The new battery electrode made from a composite of hydrogel and silicon nanoparticles (Si NP). Credit: Stanford University
The new battery electrode made from a composite of hydrogel and silicon nanoparticles (Si NP). Credit: Stanford University

A new kind of electrodes for lithium ion batteries has been invented at Stanford University. They greatly improve the performance of a lithium ion battery and are made of silicon and conducting polymer hydrogel, a spongy material that resembles the one used in contact lenses.

“We’ve been trying to develop silicon-based electrodes for high-capacity lithium-ion batteries for several years,” said study co-author Yi Cui, an associate professor of materials science and engineering at Stanford. “Silicon has 10 times the charge storage capacity of carbon, the conventional material used in lithium-ion electrodes. The problem is that silicon expands and breaks.” Cui worked with Zhenan Bao, also a professor of chemical engineering at Stanford.

The reason why the researchers used a flexibile silicon-based material is that silicon can expand by 400 percent when combined with lithium. This is a problem of lithium ion batteries – repeated charging and discharging cracks normal carbon electrodes and the battery loses capacity. With this method, however, “each silicon nanoparticle is encapsulated within a conductive polymer surface coating and is connected to the hydrogel framework.
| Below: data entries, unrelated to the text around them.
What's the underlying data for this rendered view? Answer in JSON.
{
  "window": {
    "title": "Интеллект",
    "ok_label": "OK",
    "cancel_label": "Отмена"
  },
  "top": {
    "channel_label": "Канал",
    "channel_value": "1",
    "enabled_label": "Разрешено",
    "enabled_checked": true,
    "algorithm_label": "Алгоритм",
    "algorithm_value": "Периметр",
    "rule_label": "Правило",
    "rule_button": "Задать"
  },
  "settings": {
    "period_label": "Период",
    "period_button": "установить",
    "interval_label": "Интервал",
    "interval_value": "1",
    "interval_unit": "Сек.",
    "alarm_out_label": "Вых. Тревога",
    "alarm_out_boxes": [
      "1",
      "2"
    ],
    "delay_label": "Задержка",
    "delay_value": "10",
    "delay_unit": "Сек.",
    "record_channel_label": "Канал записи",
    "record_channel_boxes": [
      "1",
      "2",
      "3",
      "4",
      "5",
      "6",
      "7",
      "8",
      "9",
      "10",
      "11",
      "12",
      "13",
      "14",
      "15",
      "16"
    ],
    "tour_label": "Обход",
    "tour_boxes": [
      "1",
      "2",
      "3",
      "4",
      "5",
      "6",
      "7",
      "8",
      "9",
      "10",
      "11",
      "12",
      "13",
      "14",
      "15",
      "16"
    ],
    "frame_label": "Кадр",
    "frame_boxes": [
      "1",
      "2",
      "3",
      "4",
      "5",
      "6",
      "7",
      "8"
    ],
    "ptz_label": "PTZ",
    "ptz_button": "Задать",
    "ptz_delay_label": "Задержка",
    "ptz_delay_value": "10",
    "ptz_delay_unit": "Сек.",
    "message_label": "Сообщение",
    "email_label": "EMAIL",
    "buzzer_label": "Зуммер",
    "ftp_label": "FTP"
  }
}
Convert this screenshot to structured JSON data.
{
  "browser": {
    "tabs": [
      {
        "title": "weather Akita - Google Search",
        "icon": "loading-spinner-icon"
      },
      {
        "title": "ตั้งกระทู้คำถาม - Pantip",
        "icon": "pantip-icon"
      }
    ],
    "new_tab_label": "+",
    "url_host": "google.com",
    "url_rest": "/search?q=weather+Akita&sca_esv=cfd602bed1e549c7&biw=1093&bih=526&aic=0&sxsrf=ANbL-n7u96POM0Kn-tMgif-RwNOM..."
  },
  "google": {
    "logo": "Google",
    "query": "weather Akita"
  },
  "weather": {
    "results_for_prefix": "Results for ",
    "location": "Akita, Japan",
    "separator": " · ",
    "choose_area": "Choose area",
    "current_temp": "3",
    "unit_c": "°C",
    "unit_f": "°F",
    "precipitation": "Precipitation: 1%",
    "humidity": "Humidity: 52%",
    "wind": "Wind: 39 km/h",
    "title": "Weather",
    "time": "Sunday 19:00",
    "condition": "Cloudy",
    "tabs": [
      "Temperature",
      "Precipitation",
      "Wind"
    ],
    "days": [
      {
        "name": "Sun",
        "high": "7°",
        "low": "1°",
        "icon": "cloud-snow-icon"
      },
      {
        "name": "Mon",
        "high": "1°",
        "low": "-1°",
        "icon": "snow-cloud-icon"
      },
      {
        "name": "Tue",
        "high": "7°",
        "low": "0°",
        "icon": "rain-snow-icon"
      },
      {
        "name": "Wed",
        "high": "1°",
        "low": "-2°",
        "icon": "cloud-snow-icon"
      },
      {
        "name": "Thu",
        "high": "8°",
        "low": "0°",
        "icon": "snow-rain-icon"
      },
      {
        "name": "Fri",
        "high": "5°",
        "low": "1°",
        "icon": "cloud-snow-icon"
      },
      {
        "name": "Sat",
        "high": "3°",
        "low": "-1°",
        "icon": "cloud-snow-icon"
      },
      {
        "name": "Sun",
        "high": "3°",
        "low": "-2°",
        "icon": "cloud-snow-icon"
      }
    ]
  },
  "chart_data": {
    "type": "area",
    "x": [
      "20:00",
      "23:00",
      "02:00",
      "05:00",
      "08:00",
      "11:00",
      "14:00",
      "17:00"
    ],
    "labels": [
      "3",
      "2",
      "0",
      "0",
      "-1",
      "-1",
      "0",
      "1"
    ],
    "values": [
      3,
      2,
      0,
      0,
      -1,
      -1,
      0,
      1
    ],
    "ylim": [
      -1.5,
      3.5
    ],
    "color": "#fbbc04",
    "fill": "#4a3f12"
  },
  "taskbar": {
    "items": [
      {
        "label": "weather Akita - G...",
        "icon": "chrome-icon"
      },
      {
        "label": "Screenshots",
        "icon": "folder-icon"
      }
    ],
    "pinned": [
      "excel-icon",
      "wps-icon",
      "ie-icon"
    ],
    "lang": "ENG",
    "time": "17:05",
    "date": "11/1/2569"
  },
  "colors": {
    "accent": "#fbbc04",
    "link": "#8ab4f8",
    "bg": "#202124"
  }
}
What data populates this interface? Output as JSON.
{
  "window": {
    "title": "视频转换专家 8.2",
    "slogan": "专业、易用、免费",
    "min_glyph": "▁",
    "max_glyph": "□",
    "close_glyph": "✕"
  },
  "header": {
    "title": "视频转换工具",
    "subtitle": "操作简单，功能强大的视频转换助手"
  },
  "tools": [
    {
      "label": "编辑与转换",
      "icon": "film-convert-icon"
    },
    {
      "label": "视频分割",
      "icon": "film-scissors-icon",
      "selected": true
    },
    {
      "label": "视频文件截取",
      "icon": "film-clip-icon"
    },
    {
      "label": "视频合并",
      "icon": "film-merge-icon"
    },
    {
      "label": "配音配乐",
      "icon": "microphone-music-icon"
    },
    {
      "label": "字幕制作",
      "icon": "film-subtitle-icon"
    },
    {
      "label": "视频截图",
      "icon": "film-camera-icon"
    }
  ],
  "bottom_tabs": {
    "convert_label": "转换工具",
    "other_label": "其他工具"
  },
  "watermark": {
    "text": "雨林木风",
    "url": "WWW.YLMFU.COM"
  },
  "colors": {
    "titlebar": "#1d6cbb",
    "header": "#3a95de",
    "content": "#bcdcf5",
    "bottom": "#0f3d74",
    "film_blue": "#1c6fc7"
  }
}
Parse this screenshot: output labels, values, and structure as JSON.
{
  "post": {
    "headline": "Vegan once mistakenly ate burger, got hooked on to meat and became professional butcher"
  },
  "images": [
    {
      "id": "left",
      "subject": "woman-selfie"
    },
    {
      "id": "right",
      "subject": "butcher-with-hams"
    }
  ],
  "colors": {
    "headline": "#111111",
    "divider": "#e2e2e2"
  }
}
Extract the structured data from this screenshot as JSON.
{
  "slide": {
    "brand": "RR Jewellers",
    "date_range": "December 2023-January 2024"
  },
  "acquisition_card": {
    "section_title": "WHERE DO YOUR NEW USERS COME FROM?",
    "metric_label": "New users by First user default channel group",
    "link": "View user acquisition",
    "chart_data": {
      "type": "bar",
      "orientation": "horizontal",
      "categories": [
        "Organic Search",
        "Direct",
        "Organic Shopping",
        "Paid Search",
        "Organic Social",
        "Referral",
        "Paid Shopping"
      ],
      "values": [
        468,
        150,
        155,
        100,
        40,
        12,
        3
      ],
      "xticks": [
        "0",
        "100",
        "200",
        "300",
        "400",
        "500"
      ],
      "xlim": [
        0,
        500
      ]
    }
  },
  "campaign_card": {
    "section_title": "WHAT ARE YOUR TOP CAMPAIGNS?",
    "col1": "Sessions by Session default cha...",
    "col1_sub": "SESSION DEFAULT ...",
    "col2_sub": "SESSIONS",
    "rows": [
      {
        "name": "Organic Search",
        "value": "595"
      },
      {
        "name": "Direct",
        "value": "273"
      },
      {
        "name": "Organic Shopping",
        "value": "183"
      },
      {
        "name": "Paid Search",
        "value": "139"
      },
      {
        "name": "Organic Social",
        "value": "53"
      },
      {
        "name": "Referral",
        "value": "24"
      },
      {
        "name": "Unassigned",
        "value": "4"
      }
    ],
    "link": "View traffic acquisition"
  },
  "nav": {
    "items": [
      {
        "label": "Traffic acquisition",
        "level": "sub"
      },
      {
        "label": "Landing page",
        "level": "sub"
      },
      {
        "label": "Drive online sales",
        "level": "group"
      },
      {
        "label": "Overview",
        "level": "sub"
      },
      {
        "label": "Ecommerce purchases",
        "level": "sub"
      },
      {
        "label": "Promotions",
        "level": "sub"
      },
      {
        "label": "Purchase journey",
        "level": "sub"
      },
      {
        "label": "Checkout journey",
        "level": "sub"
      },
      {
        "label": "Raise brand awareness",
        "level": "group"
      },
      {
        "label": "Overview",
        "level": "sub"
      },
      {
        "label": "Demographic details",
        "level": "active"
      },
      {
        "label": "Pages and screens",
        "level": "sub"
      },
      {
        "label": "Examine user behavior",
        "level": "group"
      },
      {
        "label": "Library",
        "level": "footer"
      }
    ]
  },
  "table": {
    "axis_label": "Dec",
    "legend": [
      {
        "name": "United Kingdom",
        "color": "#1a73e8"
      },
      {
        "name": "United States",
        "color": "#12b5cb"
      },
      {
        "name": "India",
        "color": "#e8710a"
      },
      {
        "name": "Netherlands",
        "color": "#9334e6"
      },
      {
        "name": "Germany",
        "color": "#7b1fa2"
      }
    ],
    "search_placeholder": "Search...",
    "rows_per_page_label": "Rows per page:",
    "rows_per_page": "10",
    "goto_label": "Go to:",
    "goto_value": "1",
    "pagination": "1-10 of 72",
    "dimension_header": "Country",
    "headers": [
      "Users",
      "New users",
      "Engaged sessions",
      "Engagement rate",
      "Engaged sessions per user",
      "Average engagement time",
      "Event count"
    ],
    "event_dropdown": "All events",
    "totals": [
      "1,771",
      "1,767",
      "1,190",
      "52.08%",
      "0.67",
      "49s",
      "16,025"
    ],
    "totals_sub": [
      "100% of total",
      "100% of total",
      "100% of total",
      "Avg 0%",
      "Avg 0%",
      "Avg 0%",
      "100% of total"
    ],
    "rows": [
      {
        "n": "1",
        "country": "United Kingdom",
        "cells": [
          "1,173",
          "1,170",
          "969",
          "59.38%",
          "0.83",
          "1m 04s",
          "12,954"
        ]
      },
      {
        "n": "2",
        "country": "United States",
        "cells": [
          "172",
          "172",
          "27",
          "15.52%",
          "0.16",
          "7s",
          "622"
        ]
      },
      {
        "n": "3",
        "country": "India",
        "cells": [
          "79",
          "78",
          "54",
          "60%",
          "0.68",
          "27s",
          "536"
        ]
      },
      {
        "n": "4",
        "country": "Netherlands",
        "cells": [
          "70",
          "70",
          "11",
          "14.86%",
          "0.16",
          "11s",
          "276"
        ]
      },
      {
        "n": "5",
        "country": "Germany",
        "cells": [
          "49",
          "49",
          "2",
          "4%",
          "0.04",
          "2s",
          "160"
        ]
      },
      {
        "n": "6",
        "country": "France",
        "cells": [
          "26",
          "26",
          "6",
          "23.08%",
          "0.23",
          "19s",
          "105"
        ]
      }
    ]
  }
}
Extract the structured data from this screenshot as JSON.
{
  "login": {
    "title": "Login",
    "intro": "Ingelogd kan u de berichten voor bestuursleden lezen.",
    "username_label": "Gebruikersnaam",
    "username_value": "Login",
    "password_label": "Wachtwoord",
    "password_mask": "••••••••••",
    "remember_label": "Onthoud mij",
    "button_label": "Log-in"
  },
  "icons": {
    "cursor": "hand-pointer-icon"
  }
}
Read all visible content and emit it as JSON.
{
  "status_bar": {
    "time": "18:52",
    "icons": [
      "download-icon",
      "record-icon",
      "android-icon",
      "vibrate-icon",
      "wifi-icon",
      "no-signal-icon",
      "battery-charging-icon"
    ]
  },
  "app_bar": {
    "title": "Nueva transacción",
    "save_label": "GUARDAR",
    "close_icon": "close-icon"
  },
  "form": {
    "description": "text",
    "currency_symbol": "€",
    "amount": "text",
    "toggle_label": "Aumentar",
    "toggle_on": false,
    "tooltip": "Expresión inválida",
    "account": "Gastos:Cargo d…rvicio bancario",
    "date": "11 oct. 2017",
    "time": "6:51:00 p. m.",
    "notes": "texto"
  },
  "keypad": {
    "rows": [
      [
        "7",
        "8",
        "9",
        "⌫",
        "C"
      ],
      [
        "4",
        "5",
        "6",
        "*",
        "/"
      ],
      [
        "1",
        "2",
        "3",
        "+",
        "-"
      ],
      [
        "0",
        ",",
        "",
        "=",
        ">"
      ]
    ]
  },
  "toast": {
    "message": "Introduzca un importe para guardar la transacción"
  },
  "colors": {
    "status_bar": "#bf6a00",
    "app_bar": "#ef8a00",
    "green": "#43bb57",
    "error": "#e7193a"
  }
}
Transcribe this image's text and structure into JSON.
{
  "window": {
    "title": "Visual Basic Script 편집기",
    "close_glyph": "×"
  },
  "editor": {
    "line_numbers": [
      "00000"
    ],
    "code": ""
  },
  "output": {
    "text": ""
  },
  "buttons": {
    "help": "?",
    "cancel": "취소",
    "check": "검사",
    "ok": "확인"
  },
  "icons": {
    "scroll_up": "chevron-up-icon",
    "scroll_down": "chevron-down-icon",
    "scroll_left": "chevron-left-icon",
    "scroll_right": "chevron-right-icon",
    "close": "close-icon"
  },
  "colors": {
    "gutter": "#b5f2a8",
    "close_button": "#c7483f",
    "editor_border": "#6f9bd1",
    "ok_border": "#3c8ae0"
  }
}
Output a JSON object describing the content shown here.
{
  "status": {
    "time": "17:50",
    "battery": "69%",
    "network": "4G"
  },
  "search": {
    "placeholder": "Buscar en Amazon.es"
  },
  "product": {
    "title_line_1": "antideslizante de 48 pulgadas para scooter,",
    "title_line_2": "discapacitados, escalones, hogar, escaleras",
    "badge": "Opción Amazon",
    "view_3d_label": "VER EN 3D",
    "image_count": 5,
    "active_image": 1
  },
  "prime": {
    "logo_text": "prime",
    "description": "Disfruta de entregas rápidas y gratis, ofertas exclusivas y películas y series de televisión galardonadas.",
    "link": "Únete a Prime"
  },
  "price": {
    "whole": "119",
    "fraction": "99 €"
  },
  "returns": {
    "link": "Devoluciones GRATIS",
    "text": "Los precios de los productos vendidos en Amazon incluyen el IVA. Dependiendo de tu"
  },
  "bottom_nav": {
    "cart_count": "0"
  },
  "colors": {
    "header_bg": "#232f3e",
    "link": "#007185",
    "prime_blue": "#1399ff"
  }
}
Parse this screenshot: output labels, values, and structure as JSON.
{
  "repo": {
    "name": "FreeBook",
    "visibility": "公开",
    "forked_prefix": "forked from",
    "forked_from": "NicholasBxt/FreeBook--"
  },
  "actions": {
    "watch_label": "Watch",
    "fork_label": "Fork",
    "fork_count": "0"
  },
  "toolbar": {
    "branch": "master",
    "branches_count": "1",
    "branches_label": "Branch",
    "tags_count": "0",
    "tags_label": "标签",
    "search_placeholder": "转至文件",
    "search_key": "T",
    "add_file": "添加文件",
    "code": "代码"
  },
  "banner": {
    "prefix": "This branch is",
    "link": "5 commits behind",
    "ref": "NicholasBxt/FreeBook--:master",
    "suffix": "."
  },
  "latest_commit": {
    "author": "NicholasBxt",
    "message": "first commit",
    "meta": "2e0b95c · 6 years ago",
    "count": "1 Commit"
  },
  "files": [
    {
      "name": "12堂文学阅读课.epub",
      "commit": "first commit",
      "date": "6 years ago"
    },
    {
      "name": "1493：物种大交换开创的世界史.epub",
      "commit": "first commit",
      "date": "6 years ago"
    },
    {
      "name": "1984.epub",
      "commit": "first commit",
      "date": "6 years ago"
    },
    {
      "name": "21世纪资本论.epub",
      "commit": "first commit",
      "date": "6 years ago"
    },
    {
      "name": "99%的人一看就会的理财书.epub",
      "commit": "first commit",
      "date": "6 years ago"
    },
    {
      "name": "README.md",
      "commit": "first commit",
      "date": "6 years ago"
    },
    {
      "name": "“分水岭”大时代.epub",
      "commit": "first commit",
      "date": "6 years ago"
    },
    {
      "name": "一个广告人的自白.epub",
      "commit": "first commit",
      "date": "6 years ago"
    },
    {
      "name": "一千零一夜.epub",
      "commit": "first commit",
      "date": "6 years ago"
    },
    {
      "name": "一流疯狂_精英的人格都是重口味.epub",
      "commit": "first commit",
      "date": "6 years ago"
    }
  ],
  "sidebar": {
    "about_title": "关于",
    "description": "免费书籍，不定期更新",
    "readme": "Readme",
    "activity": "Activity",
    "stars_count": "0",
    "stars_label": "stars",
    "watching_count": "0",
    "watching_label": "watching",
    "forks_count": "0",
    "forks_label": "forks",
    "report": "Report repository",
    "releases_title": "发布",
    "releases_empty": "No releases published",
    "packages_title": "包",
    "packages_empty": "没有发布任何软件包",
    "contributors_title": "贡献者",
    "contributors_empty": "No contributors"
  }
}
That improves the battery’s overall stability.” Indeed, the new battery had retained its initial capacity after 5,000 charge/discharge cycles.

At first, they used a technique called “in situ synthesis polymerization” that coats the silicon nanoparticles with the conducting hydrogel. However, after observing that  the porous hydrogel matrix is riddled with empty spaces that allow the silicon nanoparticles to expand when lithium is inserted, they tried mixing the silicon and hydrogen – the simplest way possible, which also proved to be the best.

Also, because the hydrogen contains water, which causes ignition in contact with lithium, they eliminated the water in the end. “You don’t want water inside a lithium-ion battery,” said Bao.

The researchers are optimistic that this technology will find its place on the market after a number of technical hurdles will be overcome.